ФЕНИНЫ ВСТРЕЧИ С ДОБРЫМИ ВОЛШЕБНИКАМИ. 1944 ГОД

 

Как только городок освободили от немецко-фашистских захватчиков, Дубровичи вернулись из эвакуации. Феня соскучилась по своим, а Шифра наслушалась от соседей по бараку, что надо торопиться, пока их квартиру не захватили другие. Но они опоздали. В их квартире уже успели поселиться незнакомые люди, которые разговаривать с ними об освобождении квартиры или хотя бы о временном уплотнении не пожелали. У новых жильцов на всё был один ответ:

- Мы здесь живём по ордеру исполкома.

В исполкоме сказали:

- Мы вас вызывали? Покажите вызов!

Да и чего было с этими Дубровичами цацкаться? Из взрослых только немощная старуха и девица лет восемнадцати, да и та на поверку оказалась никакая не Дубрович.

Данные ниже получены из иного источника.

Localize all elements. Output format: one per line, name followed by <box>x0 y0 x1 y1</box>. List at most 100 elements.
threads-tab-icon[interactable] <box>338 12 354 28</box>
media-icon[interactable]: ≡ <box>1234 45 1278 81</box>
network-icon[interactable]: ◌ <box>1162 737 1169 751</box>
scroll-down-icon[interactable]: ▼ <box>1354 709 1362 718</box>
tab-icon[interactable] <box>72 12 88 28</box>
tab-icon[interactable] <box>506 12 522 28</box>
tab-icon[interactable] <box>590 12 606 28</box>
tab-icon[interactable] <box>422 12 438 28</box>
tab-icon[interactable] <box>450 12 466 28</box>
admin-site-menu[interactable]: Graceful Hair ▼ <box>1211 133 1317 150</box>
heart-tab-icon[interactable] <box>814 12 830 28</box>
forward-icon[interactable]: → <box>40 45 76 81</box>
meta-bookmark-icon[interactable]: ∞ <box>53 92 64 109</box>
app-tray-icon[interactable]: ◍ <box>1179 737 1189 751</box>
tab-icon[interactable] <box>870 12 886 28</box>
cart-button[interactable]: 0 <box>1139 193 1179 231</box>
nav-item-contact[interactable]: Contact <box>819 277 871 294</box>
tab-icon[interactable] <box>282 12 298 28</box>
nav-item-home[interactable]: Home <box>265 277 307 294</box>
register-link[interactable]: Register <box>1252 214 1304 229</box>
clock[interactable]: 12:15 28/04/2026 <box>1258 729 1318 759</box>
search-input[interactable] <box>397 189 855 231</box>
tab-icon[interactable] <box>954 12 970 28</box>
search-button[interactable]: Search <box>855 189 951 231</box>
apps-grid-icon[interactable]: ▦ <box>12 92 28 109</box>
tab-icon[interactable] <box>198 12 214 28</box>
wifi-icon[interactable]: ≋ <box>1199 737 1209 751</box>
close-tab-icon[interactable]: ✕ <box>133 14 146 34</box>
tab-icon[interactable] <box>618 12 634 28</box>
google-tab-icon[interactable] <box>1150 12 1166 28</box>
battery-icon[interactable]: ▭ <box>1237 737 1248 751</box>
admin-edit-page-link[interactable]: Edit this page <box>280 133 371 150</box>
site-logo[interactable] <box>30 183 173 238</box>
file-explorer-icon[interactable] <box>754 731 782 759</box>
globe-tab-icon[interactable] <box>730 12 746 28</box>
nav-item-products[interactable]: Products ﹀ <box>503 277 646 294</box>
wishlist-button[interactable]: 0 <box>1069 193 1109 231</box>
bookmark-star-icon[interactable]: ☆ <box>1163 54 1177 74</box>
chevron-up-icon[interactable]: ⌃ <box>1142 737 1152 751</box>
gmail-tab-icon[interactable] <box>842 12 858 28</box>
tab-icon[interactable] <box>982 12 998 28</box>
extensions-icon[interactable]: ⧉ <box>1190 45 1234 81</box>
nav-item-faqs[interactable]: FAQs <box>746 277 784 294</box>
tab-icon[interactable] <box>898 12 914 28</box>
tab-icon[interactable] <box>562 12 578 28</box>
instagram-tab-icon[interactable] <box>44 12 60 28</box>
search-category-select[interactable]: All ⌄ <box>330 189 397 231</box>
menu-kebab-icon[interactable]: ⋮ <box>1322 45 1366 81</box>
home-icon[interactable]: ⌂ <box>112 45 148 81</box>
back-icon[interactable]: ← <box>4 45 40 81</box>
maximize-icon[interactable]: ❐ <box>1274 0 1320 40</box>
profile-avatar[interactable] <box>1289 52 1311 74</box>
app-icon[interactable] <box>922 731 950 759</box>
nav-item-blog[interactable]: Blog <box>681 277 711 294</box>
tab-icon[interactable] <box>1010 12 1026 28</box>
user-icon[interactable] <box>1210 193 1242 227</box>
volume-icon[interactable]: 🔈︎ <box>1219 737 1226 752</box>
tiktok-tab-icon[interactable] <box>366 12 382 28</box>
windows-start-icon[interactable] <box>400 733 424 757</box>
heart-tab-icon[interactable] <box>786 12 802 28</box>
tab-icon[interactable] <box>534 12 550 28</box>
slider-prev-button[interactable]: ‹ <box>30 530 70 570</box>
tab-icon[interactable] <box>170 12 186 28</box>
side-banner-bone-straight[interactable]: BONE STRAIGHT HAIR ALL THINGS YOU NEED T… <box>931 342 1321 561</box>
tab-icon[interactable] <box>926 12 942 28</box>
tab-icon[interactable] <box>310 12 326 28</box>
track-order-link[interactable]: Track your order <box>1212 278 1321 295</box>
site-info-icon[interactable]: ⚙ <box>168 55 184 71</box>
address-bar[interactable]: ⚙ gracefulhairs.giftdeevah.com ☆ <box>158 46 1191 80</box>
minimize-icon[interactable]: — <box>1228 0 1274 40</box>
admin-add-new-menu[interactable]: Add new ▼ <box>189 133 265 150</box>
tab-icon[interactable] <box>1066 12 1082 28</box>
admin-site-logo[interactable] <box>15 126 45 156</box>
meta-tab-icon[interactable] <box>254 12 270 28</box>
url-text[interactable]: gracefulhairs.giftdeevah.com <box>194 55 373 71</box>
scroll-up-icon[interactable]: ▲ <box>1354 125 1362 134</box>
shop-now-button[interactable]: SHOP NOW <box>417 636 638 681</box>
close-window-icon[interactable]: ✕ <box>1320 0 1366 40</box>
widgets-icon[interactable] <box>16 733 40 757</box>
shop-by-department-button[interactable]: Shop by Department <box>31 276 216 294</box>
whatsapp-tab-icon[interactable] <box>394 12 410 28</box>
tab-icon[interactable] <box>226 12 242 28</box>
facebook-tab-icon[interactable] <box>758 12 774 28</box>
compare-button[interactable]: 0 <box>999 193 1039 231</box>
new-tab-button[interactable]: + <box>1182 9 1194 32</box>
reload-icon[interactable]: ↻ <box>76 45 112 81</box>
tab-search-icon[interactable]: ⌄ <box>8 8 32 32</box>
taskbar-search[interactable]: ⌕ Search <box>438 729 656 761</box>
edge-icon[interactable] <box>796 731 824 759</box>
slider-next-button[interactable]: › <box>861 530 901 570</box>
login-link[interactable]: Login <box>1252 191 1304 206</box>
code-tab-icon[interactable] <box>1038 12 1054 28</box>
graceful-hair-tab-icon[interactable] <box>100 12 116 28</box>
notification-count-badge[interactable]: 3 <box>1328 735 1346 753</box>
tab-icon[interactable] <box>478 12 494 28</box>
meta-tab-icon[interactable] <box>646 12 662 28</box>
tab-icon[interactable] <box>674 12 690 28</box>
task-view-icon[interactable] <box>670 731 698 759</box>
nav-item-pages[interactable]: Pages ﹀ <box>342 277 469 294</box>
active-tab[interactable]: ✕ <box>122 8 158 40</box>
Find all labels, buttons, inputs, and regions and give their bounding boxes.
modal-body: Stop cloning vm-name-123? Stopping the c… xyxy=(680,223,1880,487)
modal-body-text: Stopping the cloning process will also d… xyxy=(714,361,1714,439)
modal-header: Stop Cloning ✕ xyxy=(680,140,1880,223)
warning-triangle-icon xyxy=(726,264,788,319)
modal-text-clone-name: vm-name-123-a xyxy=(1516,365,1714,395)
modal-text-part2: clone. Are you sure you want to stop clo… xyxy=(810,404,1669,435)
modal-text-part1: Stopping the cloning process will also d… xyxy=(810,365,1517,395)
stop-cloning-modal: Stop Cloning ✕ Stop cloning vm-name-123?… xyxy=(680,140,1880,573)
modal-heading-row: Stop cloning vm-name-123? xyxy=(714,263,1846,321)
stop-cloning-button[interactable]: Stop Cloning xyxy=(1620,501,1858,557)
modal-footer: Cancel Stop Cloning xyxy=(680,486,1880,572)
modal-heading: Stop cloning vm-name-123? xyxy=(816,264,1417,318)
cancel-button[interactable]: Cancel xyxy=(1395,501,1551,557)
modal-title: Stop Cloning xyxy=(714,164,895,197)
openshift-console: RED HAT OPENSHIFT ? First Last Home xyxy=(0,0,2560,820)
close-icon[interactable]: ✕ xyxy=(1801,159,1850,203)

Девица пыталась напирать на то, что у троих детей отец на фронте, мать умерла от тифа, а бабка больна. Так кого этим сейчас удивишь? У всех кто-то на фронте, у многих умершие матери, пускай не от тифа, так от голода или холода, здоровых бабок днём с огнём не сыщишь. А детей вообще положено сдать в детский дом, а не норовить за их счёт получить жильё. Если сама не уберется подобру-поздорову, то придётся забрать у нее детей с помощью милиции. Девка-то язык и прикусила...

- Что будем делать, мамо? - спросила Феня у Шифры.

- Уж не знаю, что и посоветовать. Давай пока поселимся во флигеле, а там Мотя вернётся с войны, и мы в своё жильё переберёмся.

Конечно, эту развалюху во дворе только с большой натяжкой можно было назвать флигелем. Правильнее было бы сказать - общественный туалет... По всему видать, что её как туалет многие и использовали...

 Когда-то, ещё до войны, когда семье стало тесно, Мотя пристроил к сараю три стены, покрыл их крышей, соорудил печку, сделал двери и два маленьких окошка и стал называть флигелем. Поля обмазала стены глиной и побелила. Если Мотя приходил с работы поздно, то, чтобы не будить домашних, ночевал там. Да и гости из деревни всегда могли остановиться во флигеле на ночь- другую.

С другой стороны, будь флигель в лучшем состоянии, вряд ли бы он сейчас пустовал...

Феня принялась чистить, мыть и скоблить пол и стены. От старой и больной Шифры при уборке пользы мало. Не давала детям под ногами вертеться - и то хорошо.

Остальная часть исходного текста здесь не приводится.